The driving piece is a driving ring which is rotationally connected in the annular groove, and the driving ring is connected with the abutting end of the claw and used for driving the claw to move.

Through adopting above-mentioned technical scheme, under the effect of no external force, the joint end of jack catch will the joint on the power body, forms fixedly, and when the drive ring rotates in the annular, will act on the conflict end to make the jack catch rotate, the jack catch will break away from the power body this moment, and when the drive ring does not have effort to the conflict end, the jack catch will automatic re-setting makes the joint end enter into the installation storehouse again in.

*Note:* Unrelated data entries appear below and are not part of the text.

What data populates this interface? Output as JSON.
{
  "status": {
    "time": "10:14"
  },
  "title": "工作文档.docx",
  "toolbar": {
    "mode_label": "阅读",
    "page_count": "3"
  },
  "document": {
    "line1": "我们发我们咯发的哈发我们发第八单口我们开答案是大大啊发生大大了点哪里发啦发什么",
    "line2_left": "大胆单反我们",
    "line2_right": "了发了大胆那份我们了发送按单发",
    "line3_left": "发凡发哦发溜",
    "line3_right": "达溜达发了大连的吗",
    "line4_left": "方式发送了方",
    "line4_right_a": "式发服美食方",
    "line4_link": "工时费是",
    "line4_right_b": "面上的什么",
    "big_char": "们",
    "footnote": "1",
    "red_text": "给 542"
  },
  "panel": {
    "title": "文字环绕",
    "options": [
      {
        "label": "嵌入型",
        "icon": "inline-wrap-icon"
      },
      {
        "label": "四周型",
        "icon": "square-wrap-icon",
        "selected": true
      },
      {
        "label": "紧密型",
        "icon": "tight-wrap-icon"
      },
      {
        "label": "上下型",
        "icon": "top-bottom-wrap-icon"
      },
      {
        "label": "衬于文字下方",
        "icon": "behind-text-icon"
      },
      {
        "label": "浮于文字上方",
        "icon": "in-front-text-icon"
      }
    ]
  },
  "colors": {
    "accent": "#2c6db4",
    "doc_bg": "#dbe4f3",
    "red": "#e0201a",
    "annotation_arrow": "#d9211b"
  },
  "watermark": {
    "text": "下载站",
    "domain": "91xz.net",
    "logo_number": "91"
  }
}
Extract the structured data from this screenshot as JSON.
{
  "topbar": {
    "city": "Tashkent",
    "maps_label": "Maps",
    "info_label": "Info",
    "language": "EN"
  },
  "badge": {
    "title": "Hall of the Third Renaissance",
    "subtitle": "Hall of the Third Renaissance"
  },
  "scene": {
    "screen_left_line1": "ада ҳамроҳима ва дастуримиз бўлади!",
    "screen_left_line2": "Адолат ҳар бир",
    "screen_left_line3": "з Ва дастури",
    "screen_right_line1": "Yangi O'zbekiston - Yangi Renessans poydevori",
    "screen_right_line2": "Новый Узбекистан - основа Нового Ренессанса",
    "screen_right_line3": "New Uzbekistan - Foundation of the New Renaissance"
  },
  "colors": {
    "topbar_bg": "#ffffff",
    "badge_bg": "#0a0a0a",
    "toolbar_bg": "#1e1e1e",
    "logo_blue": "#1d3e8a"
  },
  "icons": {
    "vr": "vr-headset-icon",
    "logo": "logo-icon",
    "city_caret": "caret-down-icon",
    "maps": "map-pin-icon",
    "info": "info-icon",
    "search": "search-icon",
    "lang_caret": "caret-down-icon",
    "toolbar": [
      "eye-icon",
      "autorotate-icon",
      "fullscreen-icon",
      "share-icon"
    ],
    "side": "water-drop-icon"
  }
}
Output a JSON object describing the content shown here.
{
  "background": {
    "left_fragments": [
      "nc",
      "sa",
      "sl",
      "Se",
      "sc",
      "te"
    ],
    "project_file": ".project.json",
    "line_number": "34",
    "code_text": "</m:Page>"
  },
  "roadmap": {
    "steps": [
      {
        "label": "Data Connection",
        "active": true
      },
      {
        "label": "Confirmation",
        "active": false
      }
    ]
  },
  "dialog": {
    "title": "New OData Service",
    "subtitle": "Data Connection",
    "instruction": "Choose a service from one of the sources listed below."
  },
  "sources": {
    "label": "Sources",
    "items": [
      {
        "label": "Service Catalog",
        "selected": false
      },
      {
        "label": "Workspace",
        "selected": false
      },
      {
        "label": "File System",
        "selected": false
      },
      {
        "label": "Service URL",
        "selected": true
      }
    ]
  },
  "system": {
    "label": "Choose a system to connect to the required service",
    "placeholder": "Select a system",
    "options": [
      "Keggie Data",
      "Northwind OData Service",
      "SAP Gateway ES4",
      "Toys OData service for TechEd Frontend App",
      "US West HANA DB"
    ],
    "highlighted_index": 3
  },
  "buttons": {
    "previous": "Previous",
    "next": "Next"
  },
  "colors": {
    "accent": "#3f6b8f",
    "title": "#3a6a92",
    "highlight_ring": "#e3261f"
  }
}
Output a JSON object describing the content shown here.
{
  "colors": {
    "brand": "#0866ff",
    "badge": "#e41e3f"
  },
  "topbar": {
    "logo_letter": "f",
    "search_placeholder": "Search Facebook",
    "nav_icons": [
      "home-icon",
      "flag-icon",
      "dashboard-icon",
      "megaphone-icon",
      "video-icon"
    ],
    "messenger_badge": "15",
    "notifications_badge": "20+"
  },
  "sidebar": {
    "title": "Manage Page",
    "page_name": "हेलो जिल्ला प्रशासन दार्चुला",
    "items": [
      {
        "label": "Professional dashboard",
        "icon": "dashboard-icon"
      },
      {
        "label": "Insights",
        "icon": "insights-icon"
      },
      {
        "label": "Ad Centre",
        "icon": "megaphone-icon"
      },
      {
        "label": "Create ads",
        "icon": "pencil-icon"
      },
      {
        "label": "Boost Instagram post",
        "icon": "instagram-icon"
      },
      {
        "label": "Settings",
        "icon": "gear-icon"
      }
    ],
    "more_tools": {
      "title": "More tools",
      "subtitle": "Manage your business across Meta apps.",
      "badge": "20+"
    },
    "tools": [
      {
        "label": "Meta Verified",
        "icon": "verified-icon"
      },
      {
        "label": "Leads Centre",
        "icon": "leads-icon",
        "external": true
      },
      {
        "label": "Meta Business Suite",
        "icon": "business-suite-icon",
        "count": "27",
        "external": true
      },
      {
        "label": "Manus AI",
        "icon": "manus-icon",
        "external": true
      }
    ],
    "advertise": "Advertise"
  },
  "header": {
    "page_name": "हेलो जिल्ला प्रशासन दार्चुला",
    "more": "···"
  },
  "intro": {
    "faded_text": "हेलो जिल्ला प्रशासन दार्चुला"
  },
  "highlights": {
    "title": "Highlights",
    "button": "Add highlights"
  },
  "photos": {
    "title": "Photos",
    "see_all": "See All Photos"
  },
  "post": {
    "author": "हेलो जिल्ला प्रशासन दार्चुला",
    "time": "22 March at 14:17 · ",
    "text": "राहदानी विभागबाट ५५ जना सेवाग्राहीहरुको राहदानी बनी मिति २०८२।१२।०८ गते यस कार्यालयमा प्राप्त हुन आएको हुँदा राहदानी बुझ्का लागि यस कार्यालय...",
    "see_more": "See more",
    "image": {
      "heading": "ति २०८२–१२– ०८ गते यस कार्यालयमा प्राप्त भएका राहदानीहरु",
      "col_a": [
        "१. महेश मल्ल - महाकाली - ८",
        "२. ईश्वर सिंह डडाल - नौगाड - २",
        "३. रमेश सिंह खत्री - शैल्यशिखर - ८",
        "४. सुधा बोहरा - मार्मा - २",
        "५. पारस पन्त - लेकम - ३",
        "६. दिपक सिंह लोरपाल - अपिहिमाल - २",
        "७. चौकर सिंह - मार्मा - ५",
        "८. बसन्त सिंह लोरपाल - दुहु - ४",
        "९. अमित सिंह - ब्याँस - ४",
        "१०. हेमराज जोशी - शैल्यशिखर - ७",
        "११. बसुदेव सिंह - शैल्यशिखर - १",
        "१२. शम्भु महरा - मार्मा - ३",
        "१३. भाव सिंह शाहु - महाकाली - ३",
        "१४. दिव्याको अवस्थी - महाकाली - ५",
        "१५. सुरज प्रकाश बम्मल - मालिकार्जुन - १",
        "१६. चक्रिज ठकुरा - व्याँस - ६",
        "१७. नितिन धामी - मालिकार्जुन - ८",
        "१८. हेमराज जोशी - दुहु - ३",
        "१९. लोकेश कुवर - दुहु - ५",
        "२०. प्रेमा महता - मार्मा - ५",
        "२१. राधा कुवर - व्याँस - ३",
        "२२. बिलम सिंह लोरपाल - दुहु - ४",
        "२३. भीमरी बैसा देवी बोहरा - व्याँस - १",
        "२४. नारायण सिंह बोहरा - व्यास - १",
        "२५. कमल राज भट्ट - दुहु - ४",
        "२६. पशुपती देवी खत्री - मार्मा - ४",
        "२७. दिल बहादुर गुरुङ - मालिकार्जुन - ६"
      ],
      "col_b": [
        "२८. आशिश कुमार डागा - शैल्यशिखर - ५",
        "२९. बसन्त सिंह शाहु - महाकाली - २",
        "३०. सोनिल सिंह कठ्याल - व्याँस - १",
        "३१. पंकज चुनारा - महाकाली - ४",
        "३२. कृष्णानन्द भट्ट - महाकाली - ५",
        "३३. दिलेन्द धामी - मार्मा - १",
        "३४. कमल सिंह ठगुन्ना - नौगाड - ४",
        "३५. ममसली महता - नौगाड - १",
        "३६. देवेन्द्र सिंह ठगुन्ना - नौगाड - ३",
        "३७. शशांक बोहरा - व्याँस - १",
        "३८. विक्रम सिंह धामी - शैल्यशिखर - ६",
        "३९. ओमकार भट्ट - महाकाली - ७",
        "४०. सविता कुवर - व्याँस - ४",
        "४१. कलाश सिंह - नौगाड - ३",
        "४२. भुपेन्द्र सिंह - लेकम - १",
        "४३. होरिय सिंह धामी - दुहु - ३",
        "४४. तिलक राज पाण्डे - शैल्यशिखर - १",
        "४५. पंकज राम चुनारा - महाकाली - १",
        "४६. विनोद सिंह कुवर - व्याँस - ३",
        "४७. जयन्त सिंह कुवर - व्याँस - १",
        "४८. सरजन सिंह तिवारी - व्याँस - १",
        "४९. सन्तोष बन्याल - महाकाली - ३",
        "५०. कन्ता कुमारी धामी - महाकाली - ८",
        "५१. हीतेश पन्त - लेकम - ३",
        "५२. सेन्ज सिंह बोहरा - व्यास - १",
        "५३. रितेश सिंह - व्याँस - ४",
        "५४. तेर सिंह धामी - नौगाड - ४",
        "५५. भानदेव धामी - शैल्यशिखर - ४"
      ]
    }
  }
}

Preferably, the inner wall of the driving ring is provided with an abutting block which is abutted against the abutting end, and the rotation deflection angle of the abutting block is not more than 10 degrees.

Through adopting above-mentioned technical scheme, when the actuating ring is rotating, thereby the conflict piece will conflict and drive the jack catch and rotate on the conflict end, and the angle of deflecting at every turn is less can be when the operation, just can operate through less range of motion, and is comparatively convenient.

Preferably, the shell is slidingly connected with a sliding plate along the length direction, and the sliding plate drives the driving ring to rotate through the linkage assembly when sliding.

Through adopting above-mentioned technical scheme, when using, can single hand hold electric tool's hand portion, only drive the slide through thumb etc. and slide, just can make the actuating ring rotate through the linkage subassembly, because the rotation angle of actuating ring is not big, so can be comparatively light slip slide, the other hand of user just can go the operation power body, it is comparatively convenient.

Preferably, the linkage assembly comprises a helical gear ring part arranged on the upper side of the driving ring, a linkage helical gear rotationally connected in the shell and meshed with the helical gear ring part, and a linkage gear coaxially rotated with the linkage helical gear, and the sliding plate is provided with convex teeth meshed with the linkage gear.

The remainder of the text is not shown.